Он пропустил всё мимо ушей и хотел опять меня поцеловать, но я чуть отвернулась, показывая, что не желаю продолжения.
— Я хочу тебя прямо сейчас, — выдохнул он, и голос его звучал глухо, с присвистом. — Я давно хочу тебя.
Я бы не удивилась, мелькни сейчас между его губ раздвоенный змеиный язык.
— Ты так долго ждал, — прошептала я, удерживая его взглядом, — почему же решился теперь?..
— Надоело притворяться, — ответил он, прижимаясь ко мне всем телом и начиная двигаться медленно и ритмично. — Надоело играть, надоело прятаться… Сегодня я чуть не потерял тебя…
Эти змеиные движения и жаркие слова, эта неприкрытая страсть, шум бури и полумрак комнаты — всё опьяняло меня, кружило голову, смущало разум. А может, виной тому было огненное вино — всего глоток, но обожгло даже сердце. Тело моё откликнулось на призыв. Не могло не откликнуться, потому что в этом человеке — или драконе — я видела стихийную силу, возбуждающую опасность, молодость и красоту, но больше всего пьянило ощущение моей власти над ним. Он хотел взять меня, но я не позволила — и он отступил. Повелевать стихией — морской бурей, морской бездной — только от сознания этого можно было сойти с ума, и самой стать дикой, как люди на заре мире, когда всё было просто, и никто не сдерживал желаний сердца.

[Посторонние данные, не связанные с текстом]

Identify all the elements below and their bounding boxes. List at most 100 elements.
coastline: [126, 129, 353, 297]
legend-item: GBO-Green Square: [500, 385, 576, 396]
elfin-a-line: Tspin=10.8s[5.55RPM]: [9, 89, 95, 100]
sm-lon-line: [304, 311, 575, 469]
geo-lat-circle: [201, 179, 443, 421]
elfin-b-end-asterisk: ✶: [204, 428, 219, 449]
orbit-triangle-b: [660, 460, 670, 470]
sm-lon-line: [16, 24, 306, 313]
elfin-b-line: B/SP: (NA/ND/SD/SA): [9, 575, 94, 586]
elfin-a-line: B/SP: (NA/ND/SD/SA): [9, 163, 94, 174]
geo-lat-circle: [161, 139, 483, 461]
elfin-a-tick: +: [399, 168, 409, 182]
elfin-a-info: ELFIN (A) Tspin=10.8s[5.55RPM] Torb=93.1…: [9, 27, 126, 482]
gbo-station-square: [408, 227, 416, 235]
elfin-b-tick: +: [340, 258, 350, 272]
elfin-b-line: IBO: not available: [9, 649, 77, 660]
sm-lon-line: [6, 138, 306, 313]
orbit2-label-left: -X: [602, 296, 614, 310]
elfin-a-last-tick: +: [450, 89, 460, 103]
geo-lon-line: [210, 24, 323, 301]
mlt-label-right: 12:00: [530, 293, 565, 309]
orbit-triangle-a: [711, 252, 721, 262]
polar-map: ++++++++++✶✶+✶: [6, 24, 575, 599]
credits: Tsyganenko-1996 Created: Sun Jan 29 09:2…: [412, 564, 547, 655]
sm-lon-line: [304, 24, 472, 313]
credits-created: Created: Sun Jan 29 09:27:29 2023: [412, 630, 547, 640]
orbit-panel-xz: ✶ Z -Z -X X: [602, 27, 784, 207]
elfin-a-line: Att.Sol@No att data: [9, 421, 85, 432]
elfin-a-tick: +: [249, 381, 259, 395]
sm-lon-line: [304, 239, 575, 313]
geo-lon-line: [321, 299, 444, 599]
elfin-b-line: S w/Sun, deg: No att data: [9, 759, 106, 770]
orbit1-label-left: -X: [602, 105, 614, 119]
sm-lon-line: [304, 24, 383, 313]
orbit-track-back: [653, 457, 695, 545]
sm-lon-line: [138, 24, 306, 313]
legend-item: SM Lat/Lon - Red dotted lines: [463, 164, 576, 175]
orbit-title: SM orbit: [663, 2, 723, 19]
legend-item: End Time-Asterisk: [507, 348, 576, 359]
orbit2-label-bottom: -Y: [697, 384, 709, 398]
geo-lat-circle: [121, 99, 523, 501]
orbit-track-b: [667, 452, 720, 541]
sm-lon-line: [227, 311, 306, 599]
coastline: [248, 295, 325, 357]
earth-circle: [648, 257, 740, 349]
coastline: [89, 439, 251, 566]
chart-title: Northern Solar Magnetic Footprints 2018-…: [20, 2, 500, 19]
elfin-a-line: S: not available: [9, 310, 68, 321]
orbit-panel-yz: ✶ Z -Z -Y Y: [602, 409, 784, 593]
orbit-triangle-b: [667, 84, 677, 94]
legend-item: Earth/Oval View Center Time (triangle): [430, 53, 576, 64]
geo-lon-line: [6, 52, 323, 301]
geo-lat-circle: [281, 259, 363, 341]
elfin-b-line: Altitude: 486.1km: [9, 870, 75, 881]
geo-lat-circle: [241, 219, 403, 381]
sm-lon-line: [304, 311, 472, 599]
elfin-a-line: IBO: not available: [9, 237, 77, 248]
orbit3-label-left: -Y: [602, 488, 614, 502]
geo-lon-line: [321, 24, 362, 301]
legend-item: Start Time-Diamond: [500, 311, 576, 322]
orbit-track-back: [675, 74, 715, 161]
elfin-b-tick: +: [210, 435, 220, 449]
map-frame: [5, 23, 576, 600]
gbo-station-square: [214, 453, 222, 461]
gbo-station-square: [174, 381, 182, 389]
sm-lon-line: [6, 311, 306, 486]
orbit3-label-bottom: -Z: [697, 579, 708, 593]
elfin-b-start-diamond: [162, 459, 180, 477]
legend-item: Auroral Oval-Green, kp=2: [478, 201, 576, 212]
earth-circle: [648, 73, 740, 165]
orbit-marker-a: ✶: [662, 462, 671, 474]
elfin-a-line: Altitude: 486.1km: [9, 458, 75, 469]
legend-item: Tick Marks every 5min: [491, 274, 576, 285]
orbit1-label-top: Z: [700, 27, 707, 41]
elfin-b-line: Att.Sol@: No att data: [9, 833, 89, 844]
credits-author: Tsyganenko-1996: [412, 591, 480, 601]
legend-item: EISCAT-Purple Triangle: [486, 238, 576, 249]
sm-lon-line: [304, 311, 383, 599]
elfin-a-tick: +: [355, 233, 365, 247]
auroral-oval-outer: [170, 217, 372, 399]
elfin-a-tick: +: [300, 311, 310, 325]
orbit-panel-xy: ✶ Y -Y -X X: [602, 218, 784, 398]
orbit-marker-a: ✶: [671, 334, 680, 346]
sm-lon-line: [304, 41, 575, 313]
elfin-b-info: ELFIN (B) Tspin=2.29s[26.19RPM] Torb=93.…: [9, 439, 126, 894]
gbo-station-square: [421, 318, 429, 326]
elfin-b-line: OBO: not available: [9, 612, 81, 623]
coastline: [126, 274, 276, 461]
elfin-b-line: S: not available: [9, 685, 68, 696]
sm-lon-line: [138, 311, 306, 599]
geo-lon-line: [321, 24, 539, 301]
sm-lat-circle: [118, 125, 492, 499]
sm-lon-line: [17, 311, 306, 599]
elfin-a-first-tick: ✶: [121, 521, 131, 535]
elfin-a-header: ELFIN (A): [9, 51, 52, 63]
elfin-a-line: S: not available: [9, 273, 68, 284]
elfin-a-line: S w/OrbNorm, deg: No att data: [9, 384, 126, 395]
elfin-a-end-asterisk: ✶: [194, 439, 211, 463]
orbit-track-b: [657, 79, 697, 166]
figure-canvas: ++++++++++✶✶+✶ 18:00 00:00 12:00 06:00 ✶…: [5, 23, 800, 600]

Усилием воли я обуздала безумие, готовое захватить меня всю, без остатка, и спросила:
— Так что было под змеиным деревцем?..
— Никак не уймешься… Остановись, Жемчужина, пока не поздно…
Моего сознания не сразу достигло, что он назвал меня по имени — Маргарита.
— Получается, моя тайна — тоже не тайна, — прошептала я, положив ладонь ему на щеку. — Тогда зачем нам молчать, если почти все тайны раскрыты?
— Сейчас я не хочу говорить, — признался он, — я хочу тебя.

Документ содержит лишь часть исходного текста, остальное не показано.